My son and I love this book. We received it as a prize at an Earth Day celebration and have gotten a lot of use out of it. I love the beautiful pictures and my son loves it when I make up voices for each of the animals. I feel good about reading this book to him, because the message is clear. We live on a planet with many cultures and many other living creatures. We should respect that. I have gone out to check out other books by Lynne Cherry and love them all. But The Great Kapok Tree remains my favorite.

Teaching 5th grade

Dear Readers,This book intrigues the imagination of children through the pictures and characters used within the story. The story is about how individuals need to respect others. It teaches children to be concerned about the world around them. Everyone needs to explore the world and strive to make it a better place in which to live.Many lessons can be taught by using this book. Students could complete a writing assignment in which they write to organizations that are trying to save the rain forest. They could offer their suggestions on how we could go about this difficult task.

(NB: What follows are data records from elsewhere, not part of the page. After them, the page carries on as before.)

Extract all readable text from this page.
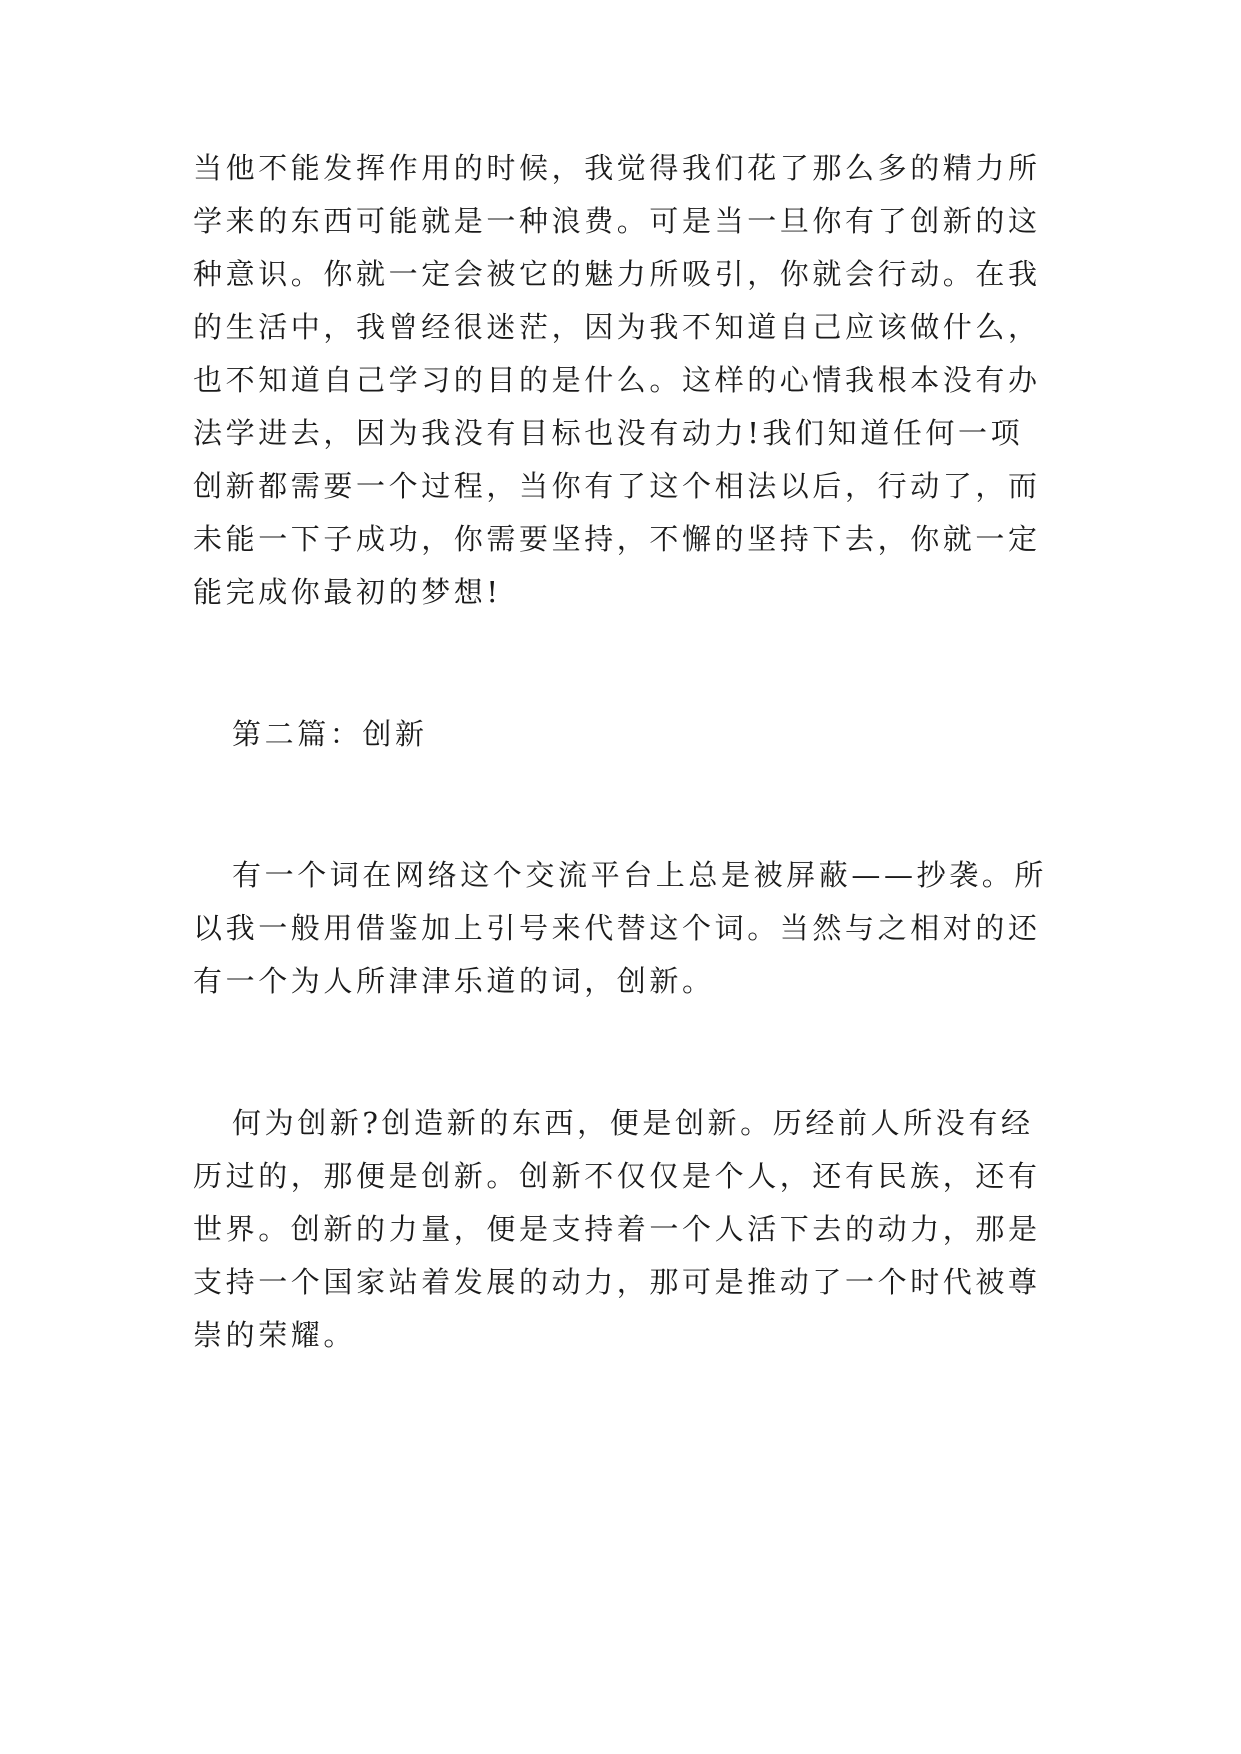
当他不能发挥作用的时候，我觉得我们花了那么多的精力所
学来的东西可能就是一种浪费。可是当一旦你有了创新的这
种意识。你就一定会被它的魅力所吸引，你就会行动。在我
的生活中，我曾经很迷茫，因为我不知道自己应该做什么，
也不知道自己学习的目的是什么。这样的心情我根本没有办
法学进去，因为我没有目标也没有动力!我们知道任何一项
创新都需要一个过程，当你有了这个相法以后，行动了，而
未能一下子成功，你需要坚持，不懈的坚持下去，你就一定
能完成你最初的梦想!
第二篇：创新
有一个词在网络这个交流平台上总是被屏蔽——抄袭。所
以我一般用借鉴加上引号来代替这个词。当然与之相对的还
有一个为人所津津乐道的词，创新。
何为创新?创造新的东西，便是创新。历经前人所没有经
历过的，那便是创新。创新不仅仅是个人，还有民族，还有
世界。创新的力量，便是支持着一个人活下去的动力，那是
支持一个国家站着发展的动力，那可是推动了一个时代被尊
崇的荣耀。
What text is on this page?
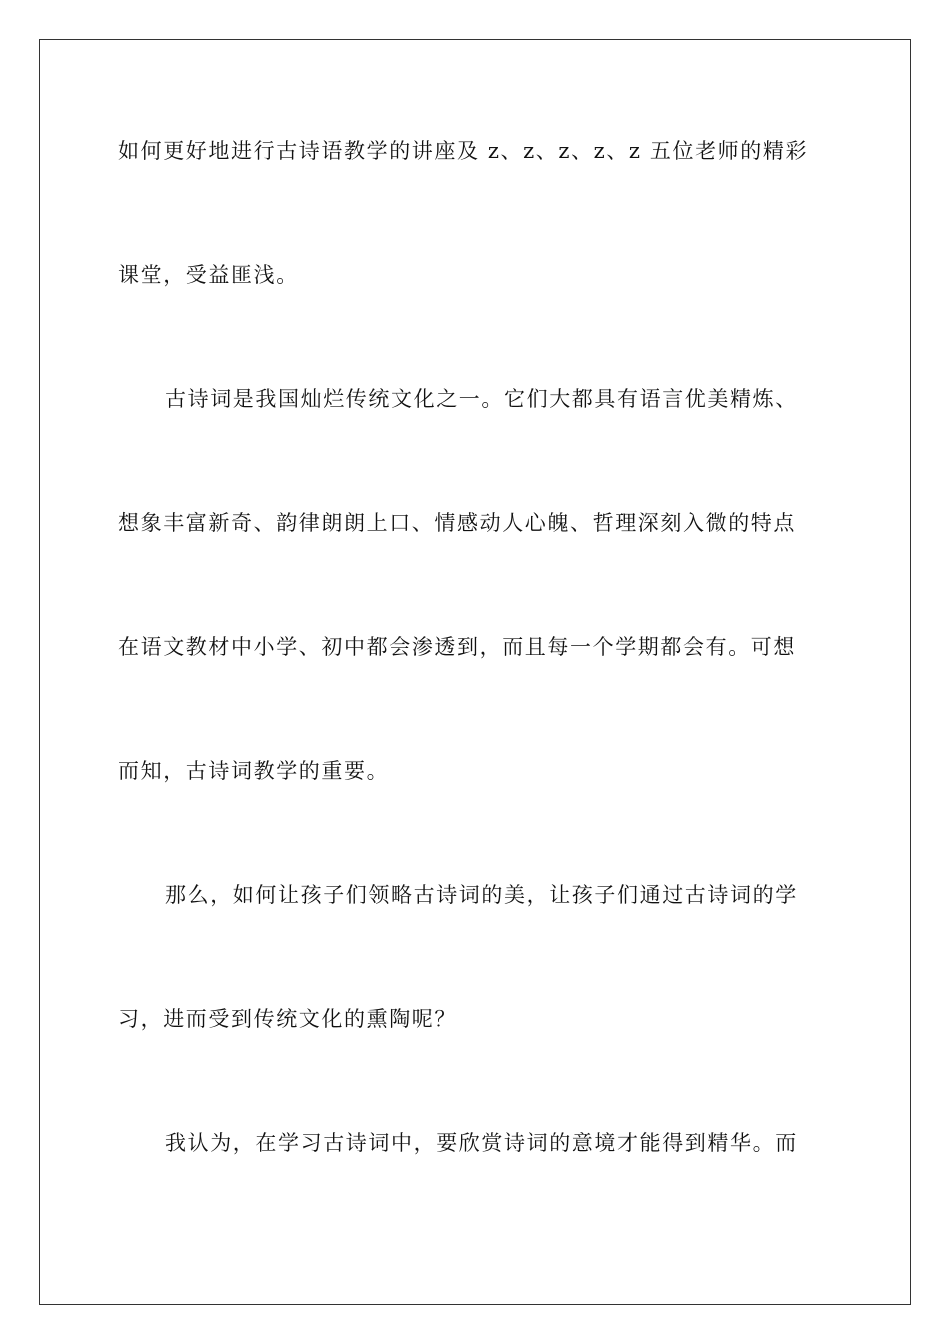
如何更好地进行古诗语教学的讲座及 z、z、z、z、z 五位老师的精彩
课堂，受益匪浅。
古诗词是我国灿烂传统文化之一。它们大都具有语言优美精炼、
想象丰富新奇、韵律朗朗上口、情感动人心魄、哲理深刻入微的特点
在语文教材中小学、初中都会渗透到，而且每一个学期都会有。可想
而知，古诗词教学的重要。
那么，如何让孩子们领略古诗词的美，让孩子们通过古诗词的学
习，进而受到传统文化的熏陶呢？
我认为，在学习古诗词中，要欣赏诗词的意境才能得到精华。而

Through discussion and exploration of the world around them children could learn how every living creature relies on the other for survival. A mini-lesson on feeling and emotions could be taught with the use of this book. Students within my classroom have acted this story out by presenting a classroom play. They have written letters of concern about the destruction of the rain forest and its vast resources and animals. During the school year we have researched the products that are produced because of materials obtained from the rain forest and how they effect their own lives. The students within my classroom located several sources on the rain forest through the Internet, books, and magazines to enable them to develop a HyperStudio presentation about the rain forest. All of these projects and lessons involved cooperative learning, fun, and researching. Children need the opportunity to explore the world through a variety of methods. Life is what you make of it.

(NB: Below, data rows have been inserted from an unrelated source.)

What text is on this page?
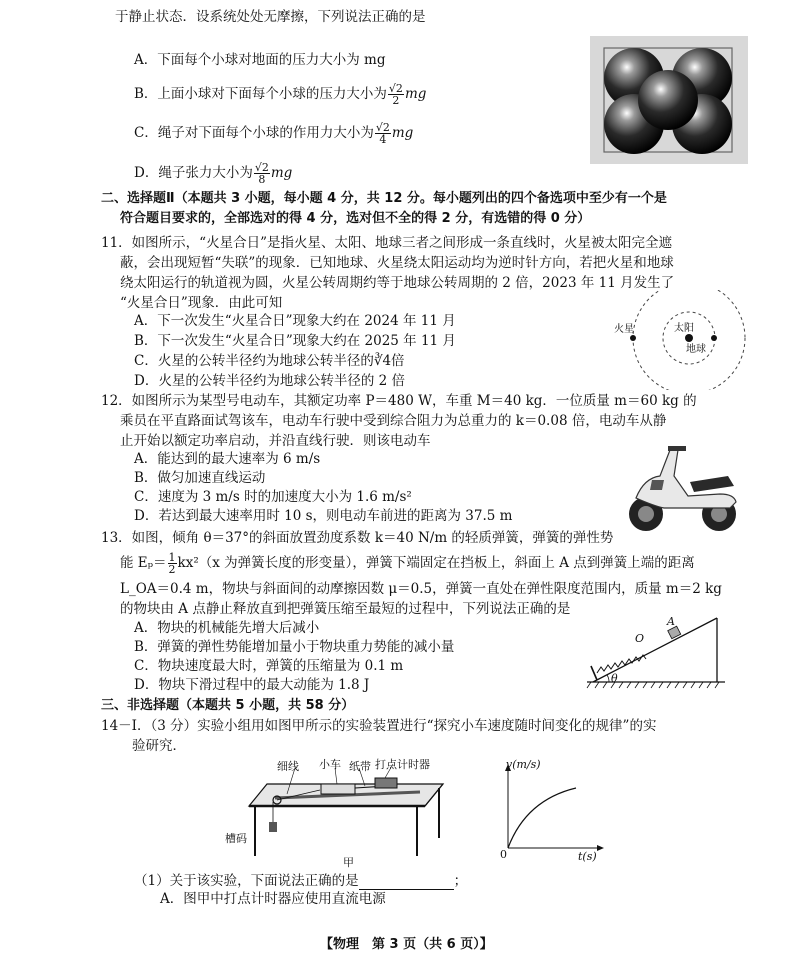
于静止状态．设系统处处无摩擦，下列说法正确的是
A．下面每个小球对地面的压力大小为 mg
B．上面小球对下面每个小球的压力大小为 $\frac{√2}{2}$ mg
C．绳子对下面每个小球的作用力大小为 $\frac{√2}{4}$ mg
D．绳子张力大小为 $\frac{√2}{8}$ mg
二、选择题Ⅱ（本题共 3 小题，每小题 4 分，共 12 分。每小题列出的四个备选项中至少有一个是
符合题目要求的，全部选对的得 4 分，选对但不全的得 2 分，有选错的得 0 分）
11．如图所示，“火星合日”是指火星、太阳、地球三者之间形成一条直线时，火星被太阳完全遮
蔽，会出现短暂“失联”的现象．已知地球、火星绕太阳运动均为逆时针方向，若把火星和地球
绕太阳运行的轨道视为圆，火星公转周期约等于地球公转周期的 2 倍，2023 年 11 月发生了
“火星合日”现象．由此可知
A．下一次发生“火星合日”现象大约在 2024 年 11 月
B．下一次发生“火星合日”现象大约在 2025 年 11 月
C．火星的公转半径约为地球公转半径的∛4倍
D．火星的公转半径约为地球公转半径的 2 倍
火星	太阳
地球
12．如图所示为某型号电动车，其额定功率 P＝480 W，车重 M＝40 kg．一位质量 m＝60 kg 的
乘员在平直路面试驾该车，电动车行驶中受到综合阻力为总重力的 k＝0.08 倍，电动车从静
止开始以额定功率启动，并沿直线行驶．则该电动车
A．能达到的最大速率为 6 m/s
B．做匀加速直线运动
C．速度为 3 m/s 时的加速度大小为 1.6 m/s²
D．若达到最大速率用时 10 s，则电动车前进的距离为 37.5 m
13．如图，倾角 θ＝37°的斜面放置劲度系数 k＝40 N/m 的轻质弹簧，弹簧的弹性势
能 $E_p= \frac{1}{2} kx^2(x$ 为弹簧长度的形变量），弹簧下端固定在挡板上，斜面上 A 点到弹簧上端的距离
L_OA＝0.4 m，物块与斜面间的动摩擦因数 μ＝0.5，弹簧一直处在弹性限度范围内，质量 m＝2 kg
的物块由 A 点静止释放直到把弹簧压缩至最短的过程中，下列说法正确的是
A．物块的机械能先增大后减小
B．弹簧的弹性势能增加量小于物块重力势能的减小量
C．物块速度最大时，弹簧的压缩量为 0.1 m
D．物块下滑过程中的最大动能为 1.8 J
O
A
θ
三、非选择题（本题共 5 小题，共 58 分）
14－Ⅰ．（3 分）实验小组用如图甲所示的实验装置进行“探究小车速度随时间变化的规律”的实
验研究．
细线 小车 纸带 打点计时器
槽码
甲
v(m/s)
t(s)
0
（1）关于该实验，下面说法正确的是	；
A．图甲中打点计时器应使用直流电源
【物理　第 3 页（共 6 页）】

Children's Environmental Literature Classic

This is a beautifully illustrated fable of interdependence in the rain forest. As a teacher, I use this story to teach about ecosystems here at home. Even though it is appropriate for younger children, I read it to my outdoor school students (5th-6th grade) on the day we study ecosystems to help them understand the inter-relationships we see and study in the field. I like to bring the story to life by giving the animals special voices (lots of hissssing for the snake, chattering for the monkeys, squawking for the birds, etc.) At first the students laugh and are amused by the voices, but when the tree frogs talk about ruined lives and being left homeless, they begin to get more serious, and by the time the sloth asks "How much is beauty worth? Can you live without it?" they are fully engrossed. After reading the story, I send the students out to find a "magic spot" to do a writing assignment: write their own story of "The Great ______" substituting a plant they have learned about during their week at outdoor school for Kapok Tree. The only thing I don't like about this story is that students, in their black and white morality, sometimes only take home the message that "it's bad to cut down trees." I like the book "The Gift of the Tree" because it doesn't have this morality tale aspect, and "Just a Dream," because it places responsibility on each of our shoulders, not just "someone" like the tree cutter in this story. But I use this story in conjunction with those others and discuss this issue with the students. This is definitely a classic in Children's Environmental Literature!

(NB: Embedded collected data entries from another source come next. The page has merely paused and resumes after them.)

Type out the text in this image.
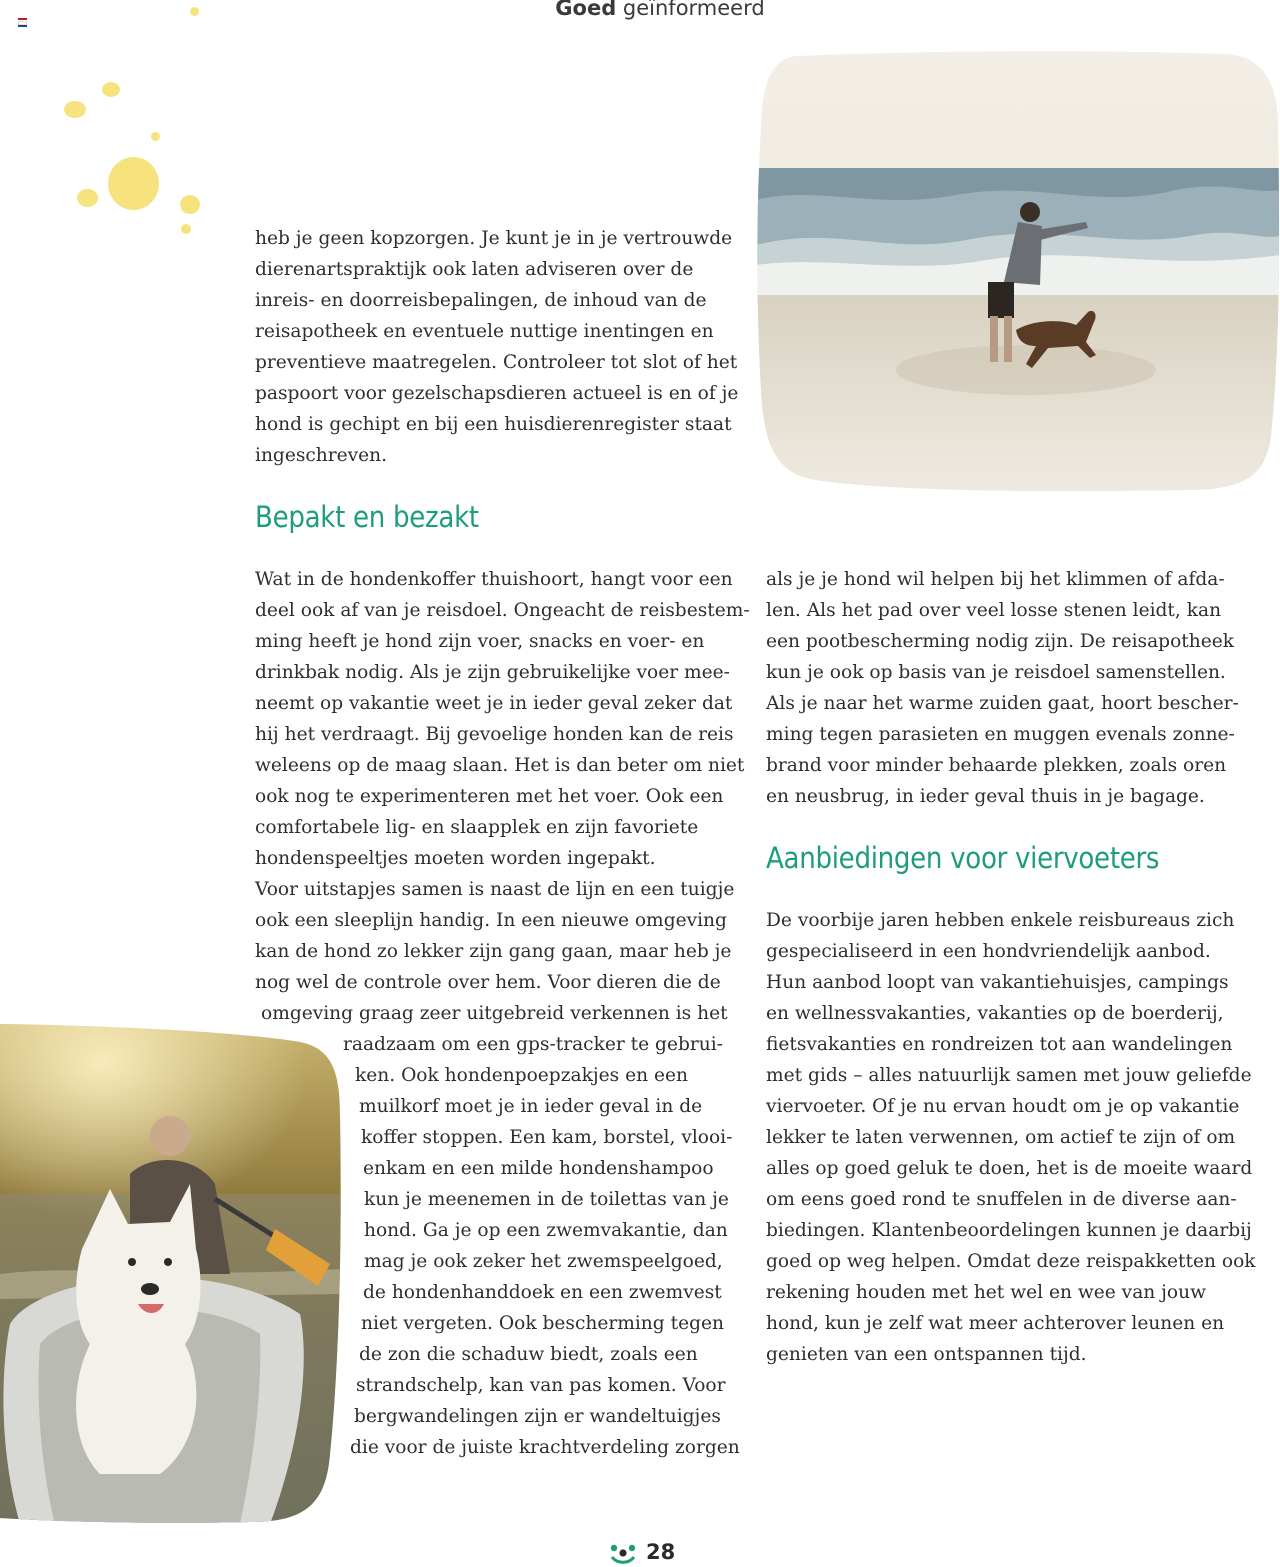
Goed geïnformeerd

heb je geen kopzorgen. Je kunt je in je vertrouwde
dierenartspraktijk ook laten adviseren over de
inreis- en doorreisbepalingen, de inhoud van de
reisapotheek en eventuele nuttige inentingen en
preventieve maatregelen. Controleer tot slot of het
paspoort voor gezelschapsdieren actueel is en of je
hond is gechipt en bij een huisdierenregister staat
ingeschreven.

Bepakt en bezakt

Wat in de hondenkoffer thuishoort, hangt voor een
deel ook af van je reisdoel. Ongeacht de reisbestem-
ming heeft je hond zijn voer, snacks en voer- en
drinkbak nodig. Als je zijn gebruikelijke voer mee-
neemt op vakantie weet je in ieder geval zeker dat
hij het verdraagt. Bij gevoelige honden kan de reis
weleens op de maag slaan. Het is dan beter om niet
ook nog te experimenteren met het voer. Ook een
comfortabele lig- en slaapplek en zijn favoriete
hondenspeeltjes moeten worden ingepakt.
Voor uitstapjes samen is naast de lijn en een tuigje
ook een sleeplijn handig. In een nieuwe omgeving
kan de hond zo lekker zijn gang gaan, maar heb je
nog wel de controle over hem. Voor dieren die de
omgeving graag zeer uitgebreid verkennen is het
raadzaam om een gps-tracker te gebrui-
ken. Ook hondenpoepzakjes en een
muilkorf moet je in ieder geval in de
koffer stoppen. Een kam, borstel, vlooi-
enkam en een milde hondenshampoo
kun je meenemen in de toilettas van je
hond. Ga je op een zwemvakantie, dan
mag je ook zeker het zwemspeelgoed,
de hondenhanddoek en een zwemvest
niet vergeten. Ook bescherming tegen
de zon die schaduw biedt, zoals een
strandschelp, kan van pas komen. Voor
bergwandelingen zijn er wandeltuigjes
die voor de juiste krachtverdeling zorgen

als je je hond wil helpen bij het klimmen of afda-
len. Als het pad over veel losse stenen leidt, kan
een pootbescherming nodig zijn. De reisapotheek
kun je ook op basis van je reisdoel samenstellen.
Als je naar het warme zuiden gaat, hoort bescher-
ming tegen parasieten en muggen evenals zonne-
brand voor minder behaarde plekken, zoals oren
en neusbrug, in ieder geval thuis in je bagage.

Aanbiedingen voor viervoeters

De voorbije jaren hebben enkele reisbureaus zich
gespecialiseerd in een hondvriendelijk aanbod.
Hun aanbod loopt van vakantiehuisjes, campings
en wellnessvakanties, vakanties op de boerderij,
fietsvakanties en rondreizen tot aan wandelingen
met gids – alles natuurlijk samen met jouw geliefde
viervoeter. Of je nu ervan houdt om je op vakantie
lekker te laten verwennen, om actief te zijn of om
alles op goed geluk te doen, het is de moeite waard
om eens goed rond te snuffelen in de diverse aan-
biedingen. Klantenbeoordelingen kunnen je daarbij
goed op weg helpen. Omdat deze reispakketten ook
rekening houden met het wel en wee van jouw
hond, kun je zelf wat meer achterover leunen en
genieten van een ontspannen tijd.

28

The Great Kapok Tree: A Tale of the Amazon Rain Forest

This book is a magnificient view of how the rainforest works together as a complex community, yet is made simple to bring that message to young children. The big book version is wonderfully filled with detailed pictures that children love to see. I recommend this book to any parent or teacher trying to teach environmental awareness to their children and students. It get the children excited to see what else is out in the world and try to do something before it vanishes, just as the animals tell the man the rainforest community will vanish if he chops down the Kapok Tree.